I do not want most people to write, but I do want
you to do it. The others break my heart, but
you will not. You have a something divine in
you that is not in other men. You have the touch
that heals, not lacerates. And you know the
secret places of our hearts. You know our life—the
outside of it—as the others do—and
the inside of it—which they do not.
You have seen our whole voyage. You have seen
us go to sea, a cloud of sail—and the flag
at the peak; and you see us now, chartless, adrift—derelicts;
battered, water-logged, our sails a ruck of rags, our
pride gone. For it is gone. And there
is nothing in its place. The vanity of life was
all we had, and there is no more vanity left in us.
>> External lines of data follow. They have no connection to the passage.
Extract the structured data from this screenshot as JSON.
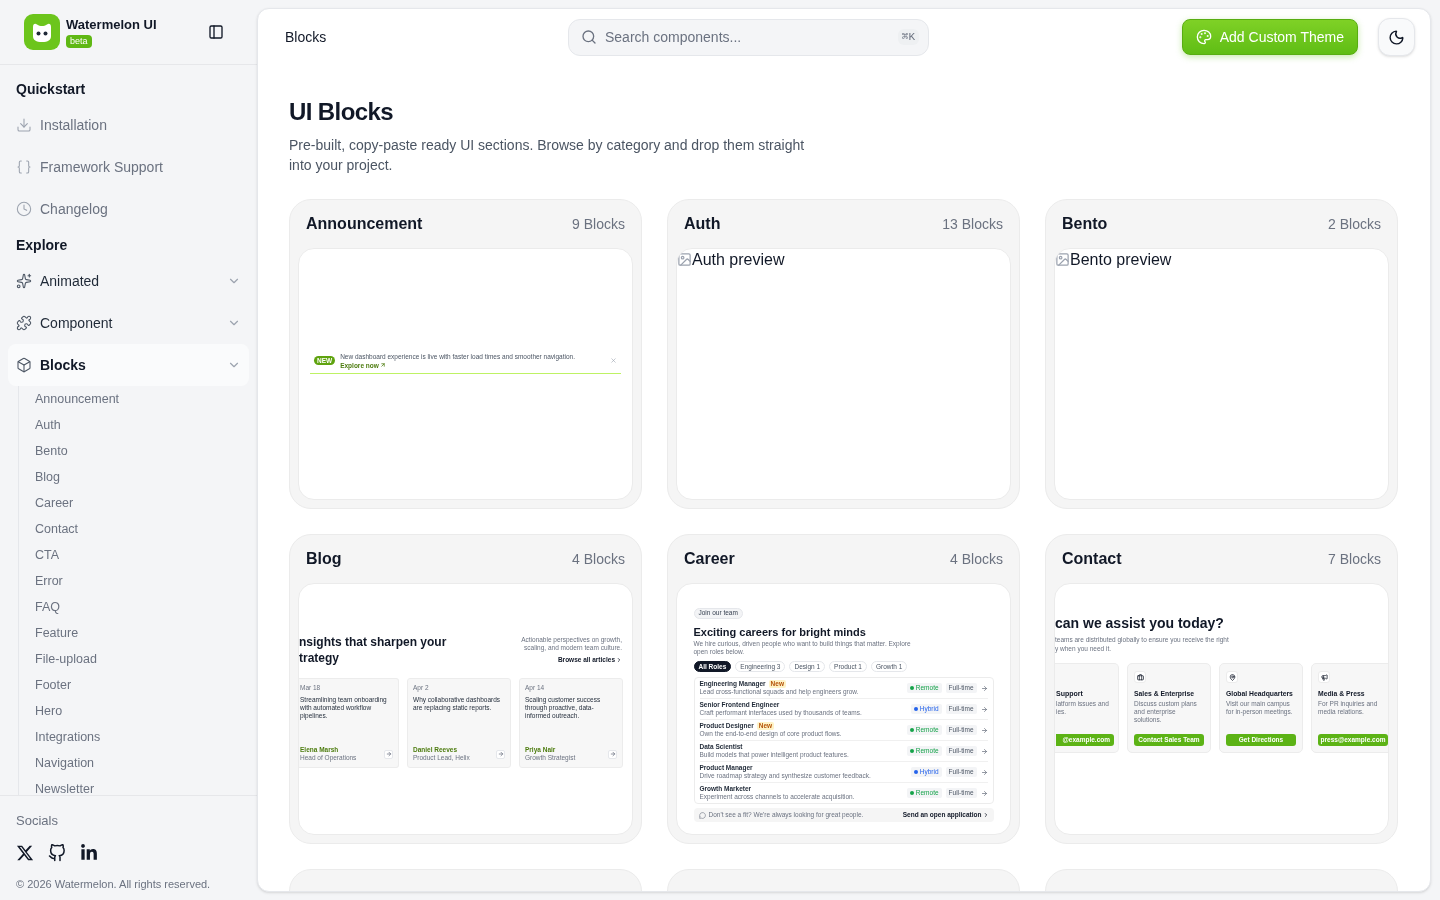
{
  "sidebar": {
    "brand": {
      "name": "Watermelon UI",
      "badge": "beta"
    },
    "sections": [
      {
        "kind": "links",
        "heading": "Quickstart",
        "items": [
          {
            "label": "Installation"
          },
          {
            "label": "Framework Support"
          },
          {
            "label": "Changelog"
          }
        ]
      },
      {
        "kind": "groups",
        "heading": "Explore",
        "items": [
          {
            "label": "Animated",
            "expanded": false
          },
          {
            "label": "Component",
            "expanded": false
          },
          {
            "label": "Blocks",
            "expanded": true,
            "children": [
              "Announcement",
              "Auth",
              "Bento",
              "Blog",
              "Career",
              "Contact",
              "CTA",
              "Error",
              "FAQ",
              "Feature",
              "File-upload",
              "Footer",
              "Hero",
              "Integrations",
              "Navigation",
              "Newsletter"
            ]
          }
        ]
      }
    ],
    "socials_heading": "Socials",
    "copyright": "© 2026 Watermelon. All rights reserved."
  },
  "header": {
    "title": "Blocks",
    "search": {
      "placeholder": "Search components...",
      "shortcut": "⌘K"
    },
    "add_theme_button": "Add Custom Theme"
  },
  "page": {
    "title": "UI Blocks",
    "description": "Pre-built, copy-paste ready UI sections. Browse by category and drop them straight into your project."
  },
  "categories": [
    {
      "kind": "full",
      "title": "Announcement",
      "count": "9 Blocks",
      "preview": {
        "kind": "announcement",
        "badge": "NEW",
        "message": "New dashboard experience is live with faster load times and smoother navigation.",
        "link": "Explore now"
      }
    },
    {
      "kind": "full",
      "title": "Auth",
      "count": "13 Blocks",
      "preview": {
        "kind": "image",
        "alt": "Auth preview"
      }
    },
    {
      "kind": "full",
      "title": "Bento",
      "count": "2 Blocks",
      "preview": {
        "kind": "image",
        "alt": "Bento preview"
      }
    },
    {
      "kind": "full",
      "title": "Blog",
      "count": "4 Blocks",
      "preview": {
        "kind": "blog",
        "heading_lines": [
          "nsights that sharpen your",
          "trategy"
        ],
        "intro": "Actionable perspectives on growth, scaling, and modern team culture.",
        "link": "Browse all articles",
        "posts": [
          {
            "date": "Mar 18",
            "title": "Streamlining team onboarding with automated workflow pipelines.",
            "author": "Elena Marsh",
            "role": "Head of Operations"
          },
          {
            "date": "Apr 2",
            "title": "Why collaborative dashboards are replacing static reports.",
            "author": "Daniel Reeves",
            "role": "Product Lead, Helix"
          },
          {
            "date": "Apr 14",
            "title": "Scaling customer success through proactive, data-informed outreach.",
            "author": "Priya Nair",
            "role": "Growth Strategist"
          }
        ]
      }
    },
    {
      "kind": "full",
      "title": "Career",
      "count": "4 Blocks",
      "preview": {
        "kind": "careers",
        "eyebrow": "Join our team",
        "title": "Exciting careers for bright minds",
        "subtitle": "We hire curious, driven people who want to build things that matter. Explore open roles below.",
        "filters": [
          {
            "label": "All Roles",
            "selected": true
          },
          {
            "label": "Engineering 3",
            "selected": false
          },
          {
            "label": "Design 1",
            "selected": false
          },
          {
            "label": "Product 1",
            "selected": false
          },
          {
            "label": "Growth 1",
            "selected": false
          }
        ],
        "jobs": [
          {
            "title": "Engineering Manager",
            "badge": "New",
            "summary": "Lead cross-functional squads and help engineers grow.",
            "location": {
              "label": "Remote",
              "color": "#16a34a"
            },
            "type": "Full-time"
          },
          {
            "title": "Senior Frontend Engineer",
            "summary": "Craft performant interfaces used by thousands of teams.",
            "location": {
              "label": "Hybrid",
              "color": "#2563eb"
            },
            "type": "Full-time"
          },
          {
            "title": "Product Designer",
            "badge": "New",
            "summary": "Own the end-to-end design of core product flows.",
            "location": {
              "label": "Remote",
              "color": "#16a34a"
            },
            "type": "Full-time"
          },
          {
            "title": "Data Scientist",
            "summary": "Build models that power intelligent product features.",
            "location": {
              "label": "Remote",
              "color": "#16a34a"
            },
            "type": "Full-time"
          },
          {
            "title": "Product Manager",
            "summary": "Drive roadmap strategy and synthesize customer feedback.",
            "location": {
              "label": "Hybrid",
              "color": "#2563eb"
            },
            "type": "Full-time"
          },
          {
            "title": "Growth Marketer",
            "summary": "Experiment across channels to accelerate acquisition.",
            "location": {
              "label": "Remote",
              "color": "#16a34a"
            },
            "type": "Full-time"
          }
        ],
        "footer": "Don't see a fit? We're always looking for great people.",
        "footer_link": "Send an open application"
      }
    },
    {
      "kind": "full",
      "title": "Contact",
      "count": "7 Blocks",
      "preview": {
        "kind": "contact",
        "heading": "can we assist you today?",
        "subtitle_lines": [
          "teams are distributed globally to ensure you receive the right",
          "y when you need it."
        ],
        "channels": [
          {
            "kind": "clipped",
            "title": "Support",
            "lines": [
              "latform issues and",
              "ies."
            ],
            "action": "@example.com"
          },
          {
            "kind": "card",
            "title": "Sales & Enterprise",
            "description": "Discuss custom plans and enterprise solutions.",
            "action": "Contact Sales Team"
          },
          {
            "kind": "card",
            "title": "Global Headquarters",
            "description": "Visit our main campus for in-person meetings.",
            "action": "Get Directions"
          },
          {
            "kind": "card",
            "title": "Media & Press",
            "description": "For PR inquiries and media relations.",
            "action": "press@example.com"
          }
        ]
      }
    },
    {
      "kind": "clipped"
    },
    {
      "kind": "clipped"
    },
    {
      "kind": "clipped"
    }
  ]
}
We are even ashamed of that we had; ashamed that
we trusted the promises of life and builded high—to
come to this!
I did know that Susy was part of us; I did not know
that she could go away; I did not know that she could
go away, and take our lives with her, yet leave our
dull bodies behind. And I did not know what she
was. To me she was but treasure in the bank;
the amount known, the need to look at it daily, handle
it, weigh it, count it, realize it, not necessary;
and now that I would do it, it is too late; they tell
me it is not there, has vanished away in a night,
the bank is broken, my fortune is gone, I am a pauper.
How am I to comprehend this? How am I to have
it? Why am I robbed, and who is benefited?
Ah, well, Susy died at home. She had that privilege.
Her dying eyes rested upon nothing that was strange
to them, but only upon things which they had known
and loved always and which had made her young years
glad; and she had you, and Sue, and Katy, and John,
and Ellen. This was happy fortune—I
am thankful that it was vouchsafed to her. If
she had died in another house-well, I think I could
not have borne that. To us, our house was not
unsentient matter—it had a heart, and a
soul, and eyes to see us with; and approvals, and
solicitudes, and deep sympathies; it was of us, and
we were in its confidence, and lived in its grace and
in the peace of its benediction. We never came
home from an absence that its face did not light up
and speak out its eloquent welcome—and we
could not enter it unmoved. And could we now,
oh, now, in spirit we should enter it unshod.